Project Description
Crocifisso ligneo, Giuseppe Torretti, 1711
Chiesa di San Moisè, Venezia
Progetto
Restauro del Crocifisso ligneo, Giuseppe Torretti, 1711
Luogo
Chiesa di San Moisè, Venezia
Direzione lavori
Soprintendenza Speciale per il Patrimonio
storico, artistico ed etnoantropologico e per
il Polo Museale della città di Venezia e
dei comuni della Gronda lagunare
Ditta esecutrice
Alvise Boccanegra
Donazione
Venetian Heritage con
la campagna di raccolta fondi #supportvenice
Inizio lavori
Marzo 2020
Fine lavori
Novembre 2020
Finanziamento
15.870,00 €
Venetian Heritage ha finanziato il restauro del crocifisso ligneo di Giuseppe Torretti, scultore e intagliatore veneto attivo principalmente a Venezia. Fu il caposcuola di una bottega, poi portata avanti dai nipoti, nella quale si formò anche il giovane Canova. Il gusto stilistico del Torretti, in un primo momento orientato al barocco lagunare di Giusto Le Court (1627-1679), si rivolse, a seguito del soggiorno romano durante gli anni dieci del Settecento, verso forme più lineari e sobrie. Il Crocifisso ligneo di San Moisè fu eseguito proprio al ritorno da Roma, entro il 1711.
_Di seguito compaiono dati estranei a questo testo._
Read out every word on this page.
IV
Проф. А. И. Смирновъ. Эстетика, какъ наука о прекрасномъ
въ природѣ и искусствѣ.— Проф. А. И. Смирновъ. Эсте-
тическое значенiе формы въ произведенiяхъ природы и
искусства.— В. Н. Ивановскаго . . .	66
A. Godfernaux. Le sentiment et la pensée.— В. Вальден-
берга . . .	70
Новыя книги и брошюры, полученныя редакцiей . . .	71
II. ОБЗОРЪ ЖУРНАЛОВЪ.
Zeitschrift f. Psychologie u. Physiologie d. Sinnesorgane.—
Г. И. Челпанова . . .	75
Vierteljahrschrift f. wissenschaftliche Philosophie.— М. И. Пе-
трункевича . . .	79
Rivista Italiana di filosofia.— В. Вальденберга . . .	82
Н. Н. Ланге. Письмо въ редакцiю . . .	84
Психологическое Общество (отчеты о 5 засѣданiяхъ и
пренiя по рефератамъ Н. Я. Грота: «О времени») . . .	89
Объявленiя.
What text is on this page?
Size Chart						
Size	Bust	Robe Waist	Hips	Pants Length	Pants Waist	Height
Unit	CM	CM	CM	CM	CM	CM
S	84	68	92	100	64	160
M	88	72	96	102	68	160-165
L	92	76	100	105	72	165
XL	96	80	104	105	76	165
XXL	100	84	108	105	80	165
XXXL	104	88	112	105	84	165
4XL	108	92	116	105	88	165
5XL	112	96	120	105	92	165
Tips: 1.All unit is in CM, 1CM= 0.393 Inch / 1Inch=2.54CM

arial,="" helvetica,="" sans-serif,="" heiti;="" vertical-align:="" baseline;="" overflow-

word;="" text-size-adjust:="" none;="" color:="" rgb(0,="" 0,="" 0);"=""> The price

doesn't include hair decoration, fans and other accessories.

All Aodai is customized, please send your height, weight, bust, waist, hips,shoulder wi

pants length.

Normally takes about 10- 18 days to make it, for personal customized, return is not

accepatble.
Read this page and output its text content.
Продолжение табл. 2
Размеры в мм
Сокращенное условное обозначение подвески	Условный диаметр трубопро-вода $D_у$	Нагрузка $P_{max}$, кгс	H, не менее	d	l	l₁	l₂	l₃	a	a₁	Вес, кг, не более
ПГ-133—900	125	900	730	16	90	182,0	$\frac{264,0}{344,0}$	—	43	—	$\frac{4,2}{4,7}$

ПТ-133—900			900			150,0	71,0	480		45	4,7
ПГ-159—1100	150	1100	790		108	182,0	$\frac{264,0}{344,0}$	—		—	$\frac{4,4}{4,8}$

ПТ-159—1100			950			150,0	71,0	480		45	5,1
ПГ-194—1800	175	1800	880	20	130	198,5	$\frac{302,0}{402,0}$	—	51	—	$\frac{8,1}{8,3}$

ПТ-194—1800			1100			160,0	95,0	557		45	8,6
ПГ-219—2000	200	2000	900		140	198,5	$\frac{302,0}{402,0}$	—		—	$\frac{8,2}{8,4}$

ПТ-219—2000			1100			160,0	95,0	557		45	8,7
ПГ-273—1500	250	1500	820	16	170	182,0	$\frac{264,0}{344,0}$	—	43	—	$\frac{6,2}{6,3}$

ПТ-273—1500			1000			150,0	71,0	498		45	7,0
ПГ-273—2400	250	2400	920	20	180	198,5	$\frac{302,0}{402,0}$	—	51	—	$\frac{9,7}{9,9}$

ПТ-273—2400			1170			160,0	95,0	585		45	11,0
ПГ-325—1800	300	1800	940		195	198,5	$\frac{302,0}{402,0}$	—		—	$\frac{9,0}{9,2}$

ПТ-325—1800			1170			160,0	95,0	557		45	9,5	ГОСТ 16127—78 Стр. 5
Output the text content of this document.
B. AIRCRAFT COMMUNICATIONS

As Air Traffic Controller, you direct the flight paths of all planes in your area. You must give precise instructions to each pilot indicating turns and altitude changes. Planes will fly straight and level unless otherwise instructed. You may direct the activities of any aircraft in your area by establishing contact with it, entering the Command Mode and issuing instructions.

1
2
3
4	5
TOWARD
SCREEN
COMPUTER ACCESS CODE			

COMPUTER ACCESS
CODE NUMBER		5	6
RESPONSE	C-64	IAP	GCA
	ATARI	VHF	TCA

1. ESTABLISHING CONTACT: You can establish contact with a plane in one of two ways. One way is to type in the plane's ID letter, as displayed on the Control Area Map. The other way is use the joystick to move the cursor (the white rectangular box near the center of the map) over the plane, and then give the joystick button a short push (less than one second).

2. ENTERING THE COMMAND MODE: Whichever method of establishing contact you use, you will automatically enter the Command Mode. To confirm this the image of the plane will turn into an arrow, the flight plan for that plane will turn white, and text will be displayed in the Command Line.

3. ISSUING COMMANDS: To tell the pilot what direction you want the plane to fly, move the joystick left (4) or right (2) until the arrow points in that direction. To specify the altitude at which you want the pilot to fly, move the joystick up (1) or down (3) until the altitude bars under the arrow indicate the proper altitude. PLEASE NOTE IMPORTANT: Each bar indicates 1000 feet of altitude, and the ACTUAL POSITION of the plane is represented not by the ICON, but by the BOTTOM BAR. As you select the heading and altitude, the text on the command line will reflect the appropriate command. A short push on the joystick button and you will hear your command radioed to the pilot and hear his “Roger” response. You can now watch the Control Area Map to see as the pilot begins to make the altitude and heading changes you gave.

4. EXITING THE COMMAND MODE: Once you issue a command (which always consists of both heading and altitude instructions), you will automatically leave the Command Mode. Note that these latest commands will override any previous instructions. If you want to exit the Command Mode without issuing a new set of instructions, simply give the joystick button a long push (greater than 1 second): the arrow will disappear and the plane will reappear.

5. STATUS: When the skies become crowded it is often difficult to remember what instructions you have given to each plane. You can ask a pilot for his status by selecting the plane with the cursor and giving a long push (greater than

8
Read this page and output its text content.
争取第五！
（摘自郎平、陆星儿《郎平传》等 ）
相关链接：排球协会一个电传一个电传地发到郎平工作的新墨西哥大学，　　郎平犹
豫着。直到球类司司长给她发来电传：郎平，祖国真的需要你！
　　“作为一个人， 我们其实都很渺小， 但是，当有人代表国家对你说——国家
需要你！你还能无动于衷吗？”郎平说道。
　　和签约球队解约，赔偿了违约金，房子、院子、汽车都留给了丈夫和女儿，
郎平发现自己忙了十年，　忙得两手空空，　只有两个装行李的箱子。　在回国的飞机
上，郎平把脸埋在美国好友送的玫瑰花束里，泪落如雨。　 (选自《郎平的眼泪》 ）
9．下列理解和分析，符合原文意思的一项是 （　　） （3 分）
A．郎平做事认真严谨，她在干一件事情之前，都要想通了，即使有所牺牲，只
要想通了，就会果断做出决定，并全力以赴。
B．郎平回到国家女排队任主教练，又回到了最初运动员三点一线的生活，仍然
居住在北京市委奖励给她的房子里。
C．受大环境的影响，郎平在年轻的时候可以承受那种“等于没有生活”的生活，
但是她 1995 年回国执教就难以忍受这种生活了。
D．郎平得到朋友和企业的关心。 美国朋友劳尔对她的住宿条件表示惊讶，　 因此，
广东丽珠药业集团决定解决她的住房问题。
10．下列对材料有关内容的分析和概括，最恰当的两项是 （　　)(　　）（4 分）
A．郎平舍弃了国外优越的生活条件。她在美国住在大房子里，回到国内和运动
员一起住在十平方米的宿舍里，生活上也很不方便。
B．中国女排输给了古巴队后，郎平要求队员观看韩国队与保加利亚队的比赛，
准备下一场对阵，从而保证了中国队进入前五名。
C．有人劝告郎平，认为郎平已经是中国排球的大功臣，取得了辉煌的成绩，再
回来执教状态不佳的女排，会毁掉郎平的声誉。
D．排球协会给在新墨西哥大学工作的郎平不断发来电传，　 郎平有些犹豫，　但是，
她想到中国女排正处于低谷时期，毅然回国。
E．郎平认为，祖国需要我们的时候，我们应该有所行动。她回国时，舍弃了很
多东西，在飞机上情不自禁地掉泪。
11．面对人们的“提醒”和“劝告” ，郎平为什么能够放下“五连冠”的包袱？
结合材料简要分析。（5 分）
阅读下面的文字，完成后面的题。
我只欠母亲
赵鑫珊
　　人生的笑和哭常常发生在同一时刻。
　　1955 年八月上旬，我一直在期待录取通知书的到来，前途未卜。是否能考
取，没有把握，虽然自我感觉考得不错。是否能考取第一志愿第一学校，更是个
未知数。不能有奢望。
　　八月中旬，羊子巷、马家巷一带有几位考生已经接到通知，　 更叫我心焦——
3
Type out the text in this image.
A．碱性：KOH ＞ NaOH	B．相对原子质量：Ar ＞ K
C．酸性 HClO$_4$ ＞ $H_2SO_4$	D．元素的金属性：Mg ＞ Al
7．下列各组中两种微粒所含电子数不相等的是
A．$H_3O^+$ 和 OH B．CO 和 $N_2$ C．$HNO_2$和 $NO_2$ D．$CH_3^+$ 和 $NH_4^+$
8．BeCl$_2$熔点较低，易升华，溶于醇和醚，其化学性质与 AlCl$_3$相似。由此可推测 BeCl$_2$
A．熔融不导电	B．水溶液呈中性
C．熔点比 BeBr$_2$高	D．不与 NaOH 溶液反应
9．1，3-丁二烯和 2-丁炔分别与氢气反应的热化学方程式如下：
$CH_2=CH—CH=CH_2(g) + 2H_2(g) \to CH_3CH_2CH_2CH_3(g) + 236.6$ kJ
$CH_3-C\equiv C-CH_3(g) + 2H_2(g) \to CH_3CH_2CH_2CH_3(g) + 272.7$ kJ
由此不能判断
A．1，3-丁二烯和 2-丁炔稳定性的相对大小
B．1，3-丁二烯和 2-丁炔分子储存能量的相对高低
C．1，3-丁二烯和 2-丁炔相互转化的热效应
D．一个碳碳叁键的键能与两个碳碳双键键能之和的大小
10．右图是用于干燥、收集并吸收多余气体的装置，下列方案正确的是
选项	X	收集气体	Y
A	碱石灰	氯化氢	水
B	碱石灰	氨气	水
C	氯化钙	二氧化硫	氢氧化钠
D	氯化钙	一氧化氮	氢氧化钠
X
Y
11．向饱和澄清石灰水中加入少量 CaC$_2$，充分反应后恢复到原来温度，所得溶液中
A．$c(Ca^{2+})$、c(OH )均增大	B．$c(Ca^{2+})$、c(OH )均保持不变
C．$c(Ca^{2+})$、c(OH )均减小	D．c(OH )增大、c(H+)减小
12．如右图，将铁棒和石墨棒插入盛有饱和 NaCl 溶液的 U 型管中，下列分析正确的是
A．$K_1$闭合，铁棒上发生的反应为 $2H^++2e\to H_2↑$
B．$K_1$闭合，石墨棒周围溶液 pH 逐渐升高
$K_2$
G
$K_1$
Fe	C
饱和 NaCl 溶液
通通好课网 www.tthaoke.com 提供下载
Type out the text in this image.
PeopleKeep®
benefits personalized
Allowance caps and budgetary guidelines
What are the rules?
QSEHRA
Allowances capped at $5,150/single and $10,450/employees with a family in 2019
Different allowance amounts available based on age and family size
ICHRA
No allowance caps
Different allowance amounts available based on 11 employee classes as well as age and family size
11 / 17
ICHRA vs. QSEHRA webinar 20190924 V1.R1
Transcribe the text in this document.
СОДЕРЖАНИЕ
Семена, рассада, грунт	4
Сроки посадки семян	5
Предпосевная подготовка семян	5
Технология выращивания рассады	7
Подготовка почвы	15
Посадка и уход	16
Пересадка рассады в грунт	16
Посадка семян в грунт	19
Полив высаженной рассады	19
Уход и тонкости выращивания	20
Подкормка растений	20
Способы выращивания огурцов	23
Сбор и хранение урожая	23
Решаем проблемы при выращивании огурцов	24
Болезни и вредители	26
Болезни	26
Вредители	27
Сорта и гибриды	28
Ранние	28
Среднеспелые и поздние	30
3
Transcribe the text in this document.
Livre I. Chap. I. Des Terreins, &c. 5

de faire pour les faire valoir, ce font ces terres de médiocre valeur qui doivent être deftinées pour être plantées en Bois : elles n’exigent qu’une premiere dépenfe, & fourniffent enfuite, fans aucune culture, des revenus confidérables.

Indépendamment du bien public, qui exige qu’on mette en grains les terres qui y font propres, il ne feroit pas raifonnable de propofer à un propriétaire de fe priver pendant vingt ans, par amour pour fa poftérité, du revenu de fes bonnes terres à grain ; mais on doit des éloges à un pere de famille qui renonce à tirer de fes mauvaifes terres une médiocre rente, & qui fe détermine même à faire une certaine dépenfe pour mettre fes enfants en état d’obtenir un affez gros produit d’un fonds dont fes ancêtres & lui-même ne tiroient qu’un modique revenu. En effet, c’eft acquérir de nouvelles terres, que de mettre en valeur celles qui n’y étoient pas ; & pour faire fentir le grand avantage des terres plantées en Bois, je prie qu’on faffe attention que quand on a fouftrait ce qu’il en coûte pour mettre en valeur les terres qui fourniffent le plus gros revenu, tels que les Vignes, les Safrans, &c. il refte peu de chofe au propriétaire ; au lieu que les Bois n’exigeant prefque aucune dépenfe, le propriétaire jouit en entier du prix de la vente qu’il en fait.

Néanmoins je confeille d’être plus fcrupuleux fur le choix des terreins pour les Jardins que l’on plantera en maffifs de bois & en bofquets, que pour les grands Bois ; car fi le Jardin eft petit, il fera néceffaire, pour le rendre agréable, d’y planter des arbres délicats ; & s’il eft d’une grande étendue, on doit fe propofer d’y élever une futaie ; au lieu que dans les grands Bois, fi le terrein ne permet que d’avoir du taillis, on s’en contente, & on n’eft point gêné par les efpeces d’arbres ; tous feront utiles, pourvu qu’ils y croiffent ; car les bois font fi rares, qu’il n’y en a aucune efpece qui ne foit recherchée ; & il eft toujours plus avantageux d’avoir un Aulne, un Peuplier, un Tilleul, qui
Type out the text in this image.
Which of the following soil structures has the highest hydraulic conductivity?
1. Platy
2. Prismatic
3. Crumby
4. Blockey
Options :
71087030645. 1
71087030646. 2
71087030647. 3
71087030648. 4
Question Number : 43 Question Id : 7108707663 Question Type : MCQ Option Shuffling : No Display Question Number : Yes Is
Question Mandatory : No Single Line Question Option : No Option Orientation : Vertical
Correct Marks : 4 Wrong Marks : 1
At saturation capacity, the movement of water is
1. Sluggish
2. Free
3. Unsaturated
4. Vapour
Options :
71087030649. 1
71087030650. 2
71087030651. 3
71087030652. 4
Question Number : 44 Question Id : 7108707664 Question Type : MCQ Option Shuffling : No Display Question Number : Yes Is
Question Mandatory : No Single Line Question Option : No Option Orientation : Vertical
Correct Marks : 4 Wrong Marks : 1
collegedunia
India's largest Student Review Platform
L’opera è composta da un Cristo rifinito in lacca rosso-bruna, una croce in legno impreziosita da lamine di tartaruga lumeggiate con decorazioni in madreperla e, infine, da un mobile di supporto.
Come è tristemente noto, a causa delle maree eccezionali che hanno colpito Venezia durante il mese di Novembre 2019, il Crocifisso è caduto in acqua. Questo ha comportato il rigonfiamento del legno – soprattutto nella parte bassa del mobile – e il parziale distacco delle parti polimateriche che ricoprivano la struttura lignea, alcune delle quali, seppure distaccatesi completamente, sono state ritrovate dopo l’alluvione.
L’intervento di restauro, reso possibile grazie alla campagna di raccolta fondi #supportvenice lanciata all’indomani dell’ “acqua granda”, ha permesso di consolidare la struttura complessiva dell’opera e di reintegrare le lacune sia strutturali (il legno) che superficiali (la lacca). Inoltre, si è proceduto al re-incollaggio delle parti cadute concludendo con la ripulitura totale del Crocefisso dai depositi causati dalla salinità.